The good news is that there are very practical solutions:
1. Once the target asset split is agreed, the next challenge is how this strategy is populated through each of the different ‘structures’ available, which may include, but not be limited to, personal bank accounts & investment portfolios, pre-Retirement pensions, post-Retirement ARFs, Trust accounts for children, Corporate structures etc. It is quite ineffective and inefficient for an individual or family to have the same risk mandate for each available structure. It may make more sense to increase risk in certain tax efficient vehicles (like Pensions & ARFs), and counter-balance that higher risk exposure with disproportionally less risk with say your personal savings, when having access to funds for liquidity purposes is important. Having clear mandates in place for each structure always gives more peace of mind
2. For fear of sounding like a broken record beating the diversification drum over & over again like most market commentators do, but there really is no substitute for simple, structured portfolio diversification where all the proverbial eggs (Euros) are as spread as possible into as many different baskets (asset classes, geographies, managers and sectors) as possible. One other clever diversification strategy is timing: both going into the market and coming out of the market. This can reduce being exposed to sudden downturns (when investing) or rallies (when disinvesting).

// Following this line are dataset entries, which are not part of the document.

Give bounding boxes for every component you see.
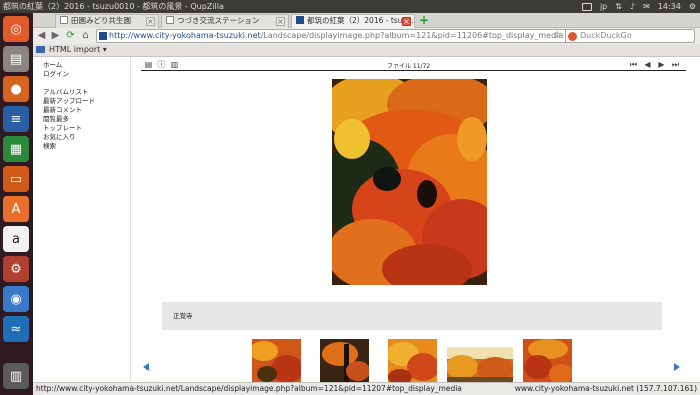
duckduckgo-icon (568, 32, 577, 41)
thumbnail-image (320, 339, 369, 382)
impress-icon[interactable]: ▭ (3, 166, 29, 192)
site-identity-icon[interactable] (99, 32, 107, 40)
bookmarks-bar: HTML import ▾ (33, 44, 700, 57)
thumbnail-image (252, 339, 301, 382)
close-icon[interactable]: × (146, 17, 155, 26)
thumbnails-icon[interactable]: ▤ (144, 60, 153, 69)
bookmark-folder[interactable]: HTML import ▾ (36, 44, 107, 56)
system-indicators: jp ⇅ ♪ ✉ 14:34 ⚙ (581, 0, 696, 13)
system-top-bar: 都筑の紅葉（2）2016 - tsuzu0010 - 都筑の風景 - QupZi… (0, 0, 700, 13)
software-center-icon[interactable]: A (3, 196, 29, 222)
viewer-toolbar: ▤ ⓘ ▥ ファイル 11/72 ⏮ ◀ ▶ ⏭ (141, 59, 686, 71)
file-counter: ファイル 11/72 (387, 63, 431, 70)
forward-arrow-icon[interactable]: ▶ (49, 29, 62, 42)
search-input[interactable]: DuckDuckGo (565, 29, 695, 43)
thumbnail-strip (131, 339, 700, 382)
thumbnail-image (523, 339, 572, 382)
next-image-icon[interactable]: ▶ (657, 60, 666, 69)
previous-image-icon[interactable]: ◀ (643, 60, 652, 69)
info-icon[interactable]: ⓘ (157, 60, 166, 69)
tab-bar: 田園みどり共生園 × つづき交流ステーション × 都筑の紅葉（2）2016 - … (33, 13, 700, 28)
tab-3-active[interactable]: 都筑の紅葉（2）2016 - tsuz… × (291, 14, 415, 28)
ubuntu-dash-icon[interactable]: ◎ (3, 16, 29, 42)
clock[interactable]: 14:34 (658, 0, 681, 13)
url-site: http://www.city-yokohama-tsuzuki.net (109, 31, 261, 40)
qupzilla-icon[interactable]: ≈ (3, 316, 29, 342)
thumbnail[interactable] (320, 339, 369, 382)
slideshow-icon[interactable]: ▥ (170, 60, 179, 69)
sidebar-item-search[interactable]: 検索 (43, 140, 56, 150)
bookmark-star-icon[interactable]: ☆ (551, 29, 564, 42)
window-title: 都筑の紅葉（2）2016 - tsuzu0010 - 都筑の風景 - QupZi… (3, 2, 224, 11)
tab-label: 都筑の紅葉（2）2016 - tsuz… (307, 16, 414, 25)
thumbnail-image (447, 347, 513, 382)
search-placeholder: DuckDuckGo (580, 31, 632, 40)
files-icon[interactable]: ▤ (3, 46, 29, 72)
image-viewer: ▤ ⓘ ▥ ファイル 11/72 ⏮ ◀ ▶ ⏭ 正覚寺 (131, 57, 700, 382)
bookmark-label: HTML import (49, 45, 101, 54)
url-path: /Landscape/displayimage.php?album=121&pi… (260, 31, 564, 40)
status-link-url: http://www.city-yokohama-tsuzuki.net/Lan… (36, 384, 462, 393)
launcher: ◎ ▤ ● ≡ ▦ ▭ A a ⚙ ◉ ≈ ▥ (0, 13, 33, 395)
mail-icon[interactable]: ✉ (643, 0, 650, 13)
thumbnail-image (388, 339, 437, 382)
system-settings-icon[interactable]: ⚙ (3, 256, 29, 282)
navigation-bar: ◀ ▶ ⟳ ⌂ http://www.city-yokohama-tsuzuki… (33, 28, 700, 44)
keyboard-layout[interactable]: jp (600, 0, 607, 13)
back-arrow-icon[interactable]: ◀ (35, 29, 48, 42)
site-sidebar: ホーム ログイン アルバムリスト 最新アップロード 最新コメント 閲覧最多 トッ… (33, 57, 131, 382)
new-tab-button[interactable]: + (419, 13, 429, 27)
autumn-maple-photo (332, 79, 487, 285)
thumbnail[interactable] (447, 347, 513, 382)
status-server: www.city-yokohama-tsuzuki.net (157.7.107… (514, 384, 697, 393)
keyboard-icon[interactable] (581, 2, 592, 11)
amazon-icon[interactable]: a (3, 226, 29, 252)
page-icon (166, 16, 174, 24)
folder-icon (36, 46, 45, 53)
network-icon[interactable]: ⇅ (615, 0, 622, 13)
site-icon (296, 16, 304, 24)
page-icon (60, 16, 68, 24)
tab-1[interactable]: 田園みどり共生園 × (55, 14, 159, 28)
writer-icon[interactable]: ≡ (3, 106, 29, 132)
first-image-icon[interactable]: ⏮ (629, 60, 638, 69)
main-photo[interactable] (332, 79, 487, 285)
last-image-icon[interactable]: ⏭ (671, 60, 680, 69)
tab-label: 田園みどり共生園 (71, 16, 131, 25)
trash-icon[interactable]: ▥ (3, 363, 29, 389)
settings-gear-icon[interactable]: ⚙ (689, 0, 696, 13)
web-page: ホーム ログイン アルバムリスト 最新アップロード 最新コメント 閲覧最多 トッ… (33, 57, 700, 382)
close-icon[interactable]: × (402, 17, 411, 26)
chromium-icon[interactable]: ◉ (3, 286, 29, 312)
thumbnail[interactable] (523, 339, 572, 382)
thumbnail[interactable] (388, 339, 437, 382)
calc-icon[interactable]: ▦ (3, 136, 29, 162)
firefox-icon[interactable]: ● (3, 76, 29, 102)
sidebar-item-login[interactable]: ログイン (43, 68, 69, 78)
tab-2[interactable]: つづき交流ステーション × (161, 14, 289, 28)
close-icon[interactable]: × (276, 17, 285, 26)
browser-window: 田園みどり共生園 × つづき交流ステーション × 都筑の紅葉（2）2016 - … (33, 13, 700, 395)
reload-icon[interactable]: ⟳ (64, 29, 77, 42)
photo-caption: 正覚寺 (162, 302, 662, 330)
thumbnail[interactable] (252, 339, 301, 382)
status-bar: http://www.city-yokohama-tsuzuki.net/Lan… (33, 382, 700, 395)
address-bar[interactable]: http://www.city-yokohama-tsuzuki.net/Lan… (96, 29, 576, 43)
tab-label: つづき交流ステーション (177, 16, 260, 25)
home-icon[interactable]: ⌂ (79, 29, 92, 42)
volume-icon[interactable]: ♪ (630, 0, 635, 13)
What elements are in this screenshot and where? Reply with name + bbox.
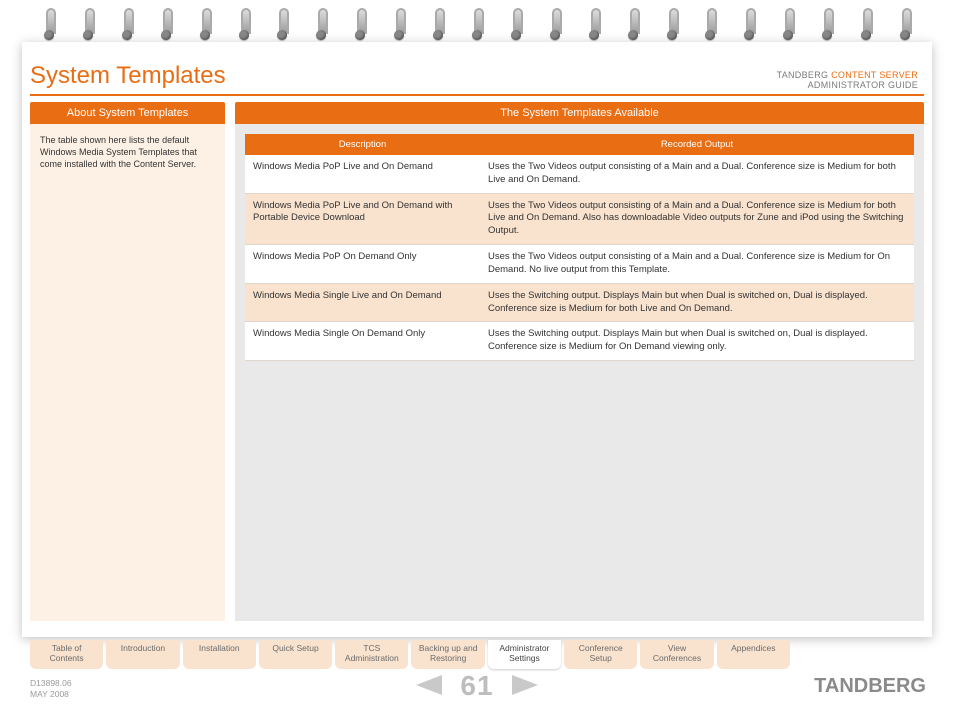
binding-ring: [781, 8, 795, 42]
binding-ring: [742, 8, 756, 42]
table-row: Windows Media Single Live and On DemandU…: [245, 283, 914, 322]
binding-ring: [703, 8, 717, 42]
binding-ring: [626, 8, 640, 42]
cell-recorded-output: Uses the Two Videos output consisting of…: [480, 245, 914, 284]
binding-ring: [587, 8, 601, 42]
cell-description: Windows Media Single On Demand Only: [245, 322, 480, 361]
binding-ring: [120, 8, 134, 42]
about-text: The table shown here lists the default W…: [40, 134, 215, 170]
binding-ring: [314, 8, 328, 42]
binding-ring: [509, 8, 523, 42]
nav-tab-backing-up-and-restoring[interactable]: Backing up andRestoring: [411, 640, 484, 669]
page-body: System Templates TANDBERG CONTENT SERVER…: [22, 42, 932, 637]
nav-tab-tcs-administration[interactable]: TCSAdministration: [335, 640, 408, 669]
brand-name: TANDBERG: [777, 70, 832, 80]
cell-recorded-output: Uses the Switching output. Displays Main…: [480, 283, 914, 322]
next-page-arrow-icon[interactable]: [512, 670, 538, 702]
brand-subtitle: ADMINISTRATOR GUIDE: [808, 80, 918, 90]
tab-about-system-templates[interactable]: About System Templates: [30, 102, 225, 124]
binding-ring: [81, 8, 95, 42]
binding-ring: [470, 8, 484, 42]
templates-panel: Description Recorded Output Windows Medi…: [235, 124, 924, 621]
binding-ring: [237, 8, 251, 42]
bottom-nav: Table ofContentsIntroductionInstallation…: [30, 640, 790, 669]
pager: 61: [0, 668, 954, 702]
binding-ring: [353, 8, 367, 42]
nav-tab-administrator-settings[interactable]: AdministratorSettings: [488, 640, 561, 669]
content-columns: The table shown here lists the default W…: [22, 124, 932, 629]
binding-ring: [665, 8, 679, 42]
table-body: Windows Media PoP Live and On DemandUses…: [245, 155, 914, 360]
binding-ring: [898, 8, 912, 42]
header-brand: TANDBERG CONTENT SERVER ADMINISTRATOR GU…: [777, 70, 918, 90]
templates-table: Description Recorded Output Windows Medi…: [245, 134, 914, 361]
col-header-description: Description: [245, 134, 480, 155]
section-tabs: About System Templates The System Templa…: [22, 96, 932, 124]
footer-brand: TANDBERG: [814, 675, 926, 698]
binding-ring: [431, 8, 445, 42]
cell-description: Windows Media Single Live and On Demand: [245, 283, 480, 322]
nav-tab-view-conferences[interactable]: ViewConferences: [640, 640, 713, 669]
nav-tab-installation[interactable]: Installation: [183, 640, 256, 669]
binding-ring: [820, 8, 834, 42]
table-header-row: Description Recorded Output: [245, 134, 914, 155]
col-header-recorded-output: Recorded Output: [480, 134, 914, 155]
table-row: Windows Media PoP Live and On DemandUses…: [245, 155, 914, 193]
cell-description: Windows Media PoP On Demand Only: [245, 245, 480, 284]
nav-tab-quick-setup[interactable]: Quick Setup: [259, 640, 332, 669]
page-title: System Templates: [30, 62, 226, 90]
table-row: Windows Media PoP On Demand OnlyUses the…: [245, 245, 914, 284]
binding-ring: [548, 8, 562, 42]
cell-recorded-output: Uses the Switching output. Displays Main…: [480, 322, 914, 361]
cell-recorded-output: Uses the Two Videos output consisting of…: [480, 155, 914, 193]
nav-tab-table-of-contents[interactable]: Table ofContents: [30, 640, 103, 669]
about-panel: The table shown here lists the default W…: [30, 124, 225, 621]
nav-tab-appendices[interactable]: Appendices: [717, 640, 790, 669]
page-number: 61: [450, 670, 503, 702]
tab-system-templates-available[interactable]: The System Templates Available: [235, 102, 924, 124]
binding-ring: [859, 8, 873, 42]
binding-ring: [198, 8, 212, 42]
cell-description: Windows Media PoP Live and On Demand: [245, 155, 480, 193]
brand-product: CONTENT SERVER: [831, 70, 918, 80]
binding-ring: [392, 8, 406, 42]
nav-tab-introduction[interactable]: Introduction: [106, 640, 179, 669]
table-row: Windows Media PoP Live and On Demand wit…: [245, 193, 914, 244]
cell-recorded-output: Uses the Two Videos output consisting of…: [480, 193, 914, 244]
prev-page-arrow-icon[interactable]: [416, 670, 442, 702]
binding-ring: [42, 8, 56, 42]
header: System Templates TANDBERG CONTENT SERVER…: [22, 42, 932, 94]
cell-description: Windows Media PoP Live and On Demand wit…: [245, 193, 480, 244]
binding-ring: [159, 8, 173, 42]
nav-tab-conference-setup[interactable]: ConferenceSetup: [564, 640, 637, 669]
binding-ring: [275, 8, 289, 42]
table-row: Windows Media Single On Demand OnlyUses …: [245, 322, 914, 361]
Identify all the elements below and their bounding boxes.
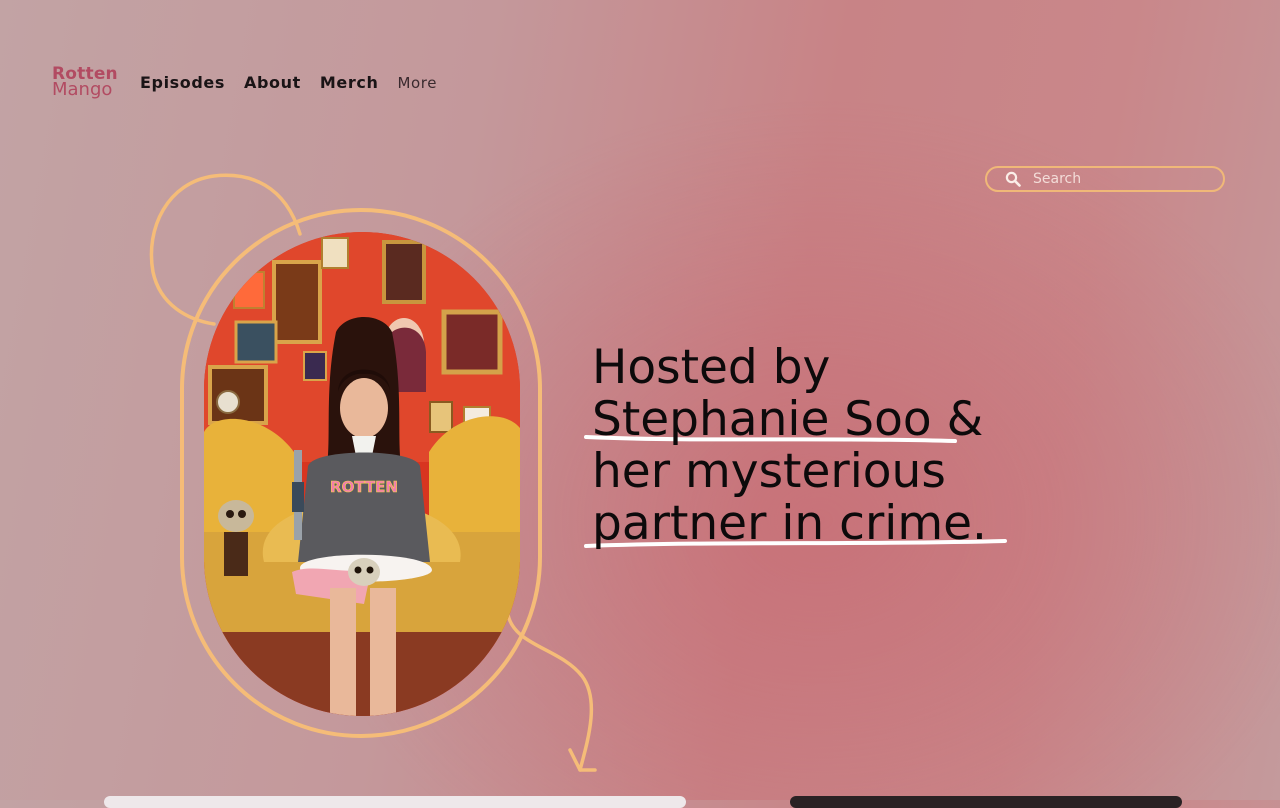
nav-more[interactable]: More (397, 74, 437, 92)
headline-line-2: Stephanie Soo & (592, 392, 984, 447)
headline-line-4: partner in crime. (592, 496, 988, 551)
bottom-card-right (790, 796, 1182, 808)
bottom-card-left (104, 796, 686, 808)
search-icon (1005, 171, 1021, 187)
headline-line-1: Hosted by (592, 340, 831, 395)
main-nav: Episodes About Merch More (140, 73, 456, 92)
nav-merch[interactable]: Merch (320, 73, 379, 92)
hero-headline: Hosted by Stephanie Soo & her mysterious… (592, 342, 987, 550)
nav-about[interactable]: About (244, 73, 301, 92)
hero-photo: ROTTEN (204, 232, 520, 716)
search-bar[interactable] (985, 166, 1225, 192)
search-input[interactable] (1033, 171, 1213, 187)
sweater-print: ROTTEN (330, 478, 398, 496)
nav-episodes[interactable]: Episodes (140, 73, 225, 92)
logo-line-2: Mango (52, 79, 113, 100)
headline-line-3: her mysterious (592, 444, 946, 499)
host-portrait-illustration: ROTTEN (204, 232, 520, 716)
site-logo[interactable]: Rotten Mango (52, 66, 118, 100)
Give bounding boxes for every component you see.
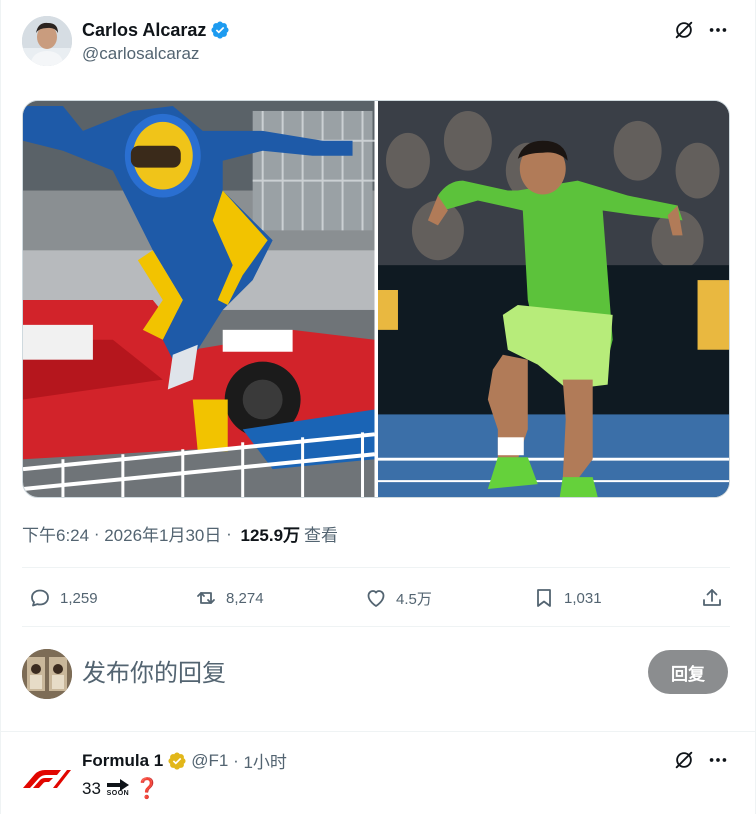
soon-label: SOON — [106, 790, 130, 797]
f1-avatar[interactable] — [22, 753, 72, 803]
retweet-icon — [197, 592, 215, 604]
question-mark: ❓ — [134, 778, 160, 800]
reply-input[interactable] — [82, 655, 582, 691]
retweet-count: 8,274 — [226, 589, 264, 607]
bookmark-icon — [537, 589, 551, 607]
media-photo-driver[interactable] — [23, 101, 375, 497]
retweet-button[interactable]: 8,274 — [194, 586, 264, 610]
tweet-media — [22, 100, 730, 498]
f1-separator: · — [228, 750, 244, 770]
meta-separator-2: · — [221, 523, 237, 543]
tweet-action-bar: 1,259 8,274 4.5万 1,031 — [22, 578, 730, 618]
author-name-text: Carlos Alcaraz — [82, 20, 207, 40]
more-icon[interactable] — [706, 18, 730, 42]
author-handle[interactable]: @carlosalcaraz — [82, 44, 199, 64]
f1-body-number: 33 — [82, 778, 101, 798]
bookmark-button[interactable]: 1,031 — [532, 586, 602, 610]
tweet-detail-page: Carlos Alcaraz @carlosalcaraz 下午6:24 · 2… — [0, 0, 756, 814]
views-label: 查看 — [304, 526, 339, 545]
reply-icon — [31, 589, 49, 607]
share-icon — [703, 589, 721, 606]
heart-icon — [367, 590, 385, 607]
meta-separator: · — [89, 523, 105, 543]
gold-verified-icon — [168, 751, 186, 770]
author-name[interactable]: Carlos Alcaraz — [82, 19, 230, 41]
divider-bottom — [22, 626, 730, 627]
reply-button[interactable]: 1,259 — [28, 586, 98, 610]
reply-composer: 回复 — [22, 647, 730, 699]
current-user-avatar[interactable] — [22, 649, 72, 699]
f1-logo-icon — [23, 770, 71, 788]
tweet-date[interactable]: 2026年1月30日 — [104, 521, 221, 546]
reply-tweet-header: Formula 1 @F1 · 1小时 — [82, 748, 287, 773]
like-count: 4.5万 — [396, 590, 432, 608]
media-photo-tennis[interactable] — [377, 101, 729, 497]
bookmark-count: 1,031 — [564, 589, 602, 607]
divider-top — [22, 567, 730, 568]
reply-tweet-actions — [672, 748, 730, 772]
reply-tweet-formula1[interactable]: Formula 1 @F1 · 1小时 33 SOON ❓ — [22, 745, 734, 814]
more-icon[interactable] — [706, 748, 730, 772]
author-avatar[interactable] — [22, 16, 72, 66]
grok-icon[interactable] — [672, 748, 696, 772]
views-count[interactable]: 125.9万 — [241, 521, 301, 546]
like-button[interactable]: 4.5万 — [364, 586, 432, 610]
share-button[interactable] — [700, 586, 724, 610]
reply-tweet-body: 33 SOON ❓ — [82, 776, 160, 801]
section-divider — [1, 731, 756, 732]
tweet-author-header: Carlos Alcaraz @carlosalcaraz — [22, 16, 734, 68]
reply-count: 1,259 — [60, 589, 98, 607]
tweet-time[interactable]: 下午6:24 — [22, 521, 89, 546]
soon-arrow-icon: SOON — [105, 779, 131, 798]
f1-handle[interactable]: @F1 — [191, 751, 228, 771]
grok-icon[interactable] — [672, 18, 696, 42]
reply-submit-button[interactable]: 回复 — [648, 650, 728, 694]
tweet-meta: 下午6:24 · 2026年1月30日 · 125.9万 查看 — [22, 521, 338, 546]
f1-name[interactable]: Formula 1 — [82, 751, 163, 771]
f1-time[interactable]: 1小时 — [243, 748, 286, 773]
tweet-header-actions — [672, 18, 730, 42]
verified-badge-icon — [211, 21, 229, 39]
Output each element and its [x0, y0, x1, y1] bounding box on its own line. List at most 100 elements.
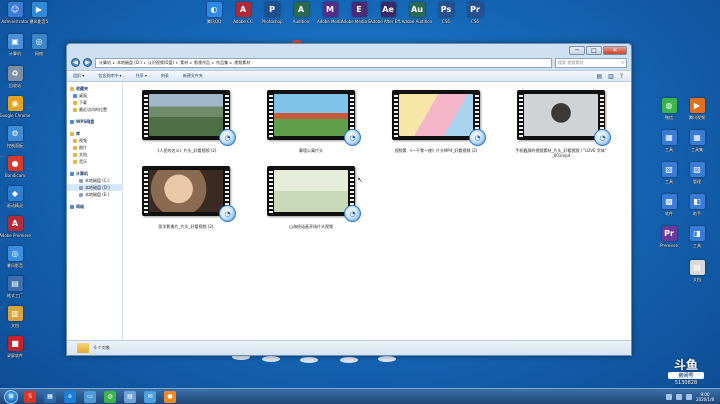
- desktop-icon-label: 格式工厂: [7, 293, 23, 298]
- desktop-icon[interactable]: Pr CS6: [457, 2, 493, 24]
- nav-item-label: 桌面: [79, 92, 87, 98]
- desktop-icon[interactable]: ⚙ 控制面板: [0, 126, 33, 148]
- desktop-icon[interactable]: A Adobe Premiere: [0, 216, 33, 238]
- breadcrumb-separator-icon: ▸: [190, 60, 193, 65]
- nav-item[interactable]: 本地磁盘 (D:): [67, 184, 122, 191]
- nav-item[interactable]: 视频: [67, 137, 122, 144]
- clock[interactable]: 9:00 2020/1/8: [696, 392, 714, 402]
- desktop-icon[interactable]: ◨ 工具: [679, 226, 715, 248]
- share-button[interactable]: 共享 ▾: [136, 73, 147, 79]
- taskbar-app-icon[interactable]: ●: [164, 390, 176, 403]
- nav-folder-icon: [79, 192, 83, 197]
- film-strip: [143, 93, 148, 137]
- breadcrumb-segment[interactable]: 计算机: [99, 60, 111, 66]
- taskbar-app-icon[interactable]: ▭: [84, 390, 96, 403]
- desktop-icon[interactable]: ◉ Google Chrome: [0, 96, 33, 118]
- include-in-library-button[interactable]: 包含到库中 ▾: [98, 73, 121, 79]
- nav-item-label: 本地磁盘 (C:): [85, 177, 110, 183]
- breadcrumb-segment[interactable]: 本地磁盘 (D:): [117, 60, 142, 66]
- desktop-icon[interactable]: ♻ 回收站: [0, 66, 33, 88]
- search-input[interactable]: 搜索 视频素材 ⚲: [555, 57, 627, 68]
- desktop-icon[interactable]: ▥ 文档: [0, 306, 33, 328]
- nav-item[interactable]: 本地磁盘 (C:): [67, 177, 122, 184]
- nav-item[interactable]: 本地磁盘 (E:): [67, 191, 122, 198]
- desktop-icon[interactable]: ▨ 管理: [679, 162, 715, 184]
- taskbar-app-icon[interactable]: ◍: [104, 390, 116, 403]
- desktop-icon-label: 助手: [693, 211, 701, 216]
- taskbar-app-icon[interactable]: ✉: [144, 390, 156, 403]
- view-icon[interactable]: ▤: [596, 73, 602, 80]
- organize-button[interactable]: 组织 ▾: [73, 73, 84, 79]
- nav-item[interactable]: 音乐: [67, 158, 122, 165]
- breadcrumb-segment[interactable]: 影视作品: [194, 60, 210, 66]
- desktop-icon[interactable]: ▦ 工具集: [679, 130, 715, 152]
- nav-item[interactable]: 网络: [67, 203, 122, 210]
- back-button[interactable]: ◀: [71, 58, 80, 67]
- video-file[interactable]: ◔ 《人民的名义》片头_好看视频 (2): [131, 90, 241, 160]
- breadcrumb-segment[interactable]: 素材: [180, 60, 188, 66]
- app-icon: ▦: [689, 130, 705, 145]
- network-icon[interactable]: [666, 393, 673, 400]
- nav-item[interactable]: WPS网盘: [67, 118, 122, 125]
- video-file[interactable]: ◔ 视频素 《一千零一夜》片头MP4_好看视频 (2): [381, 90, 491, 160]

3. Think Big Picture: Consider all of your capital assets holistically and always look into the long-term. Yes in the short-term this investment landscape is extremely challenging for the above reasons, but interest rates will revert back to normal in future years and we will get back to predictability again in Portfolio Construction. For those who have funds invested in a Pension with at least a 10-year time horizon, the market sell-offs and general volatility shouldn’t really be a big concern, as prices will almost always recover in the long-run. Having a big picture view of your wealth can enable you to avoid knee-jerk reactions and panicking in the event of short-term market events.
Jonathan Sheahan is Managing Director of Compass Private Wealth with offices in Dublin and Cork.
Disclaimer: The above is generic in nature and does not constitute financial advice.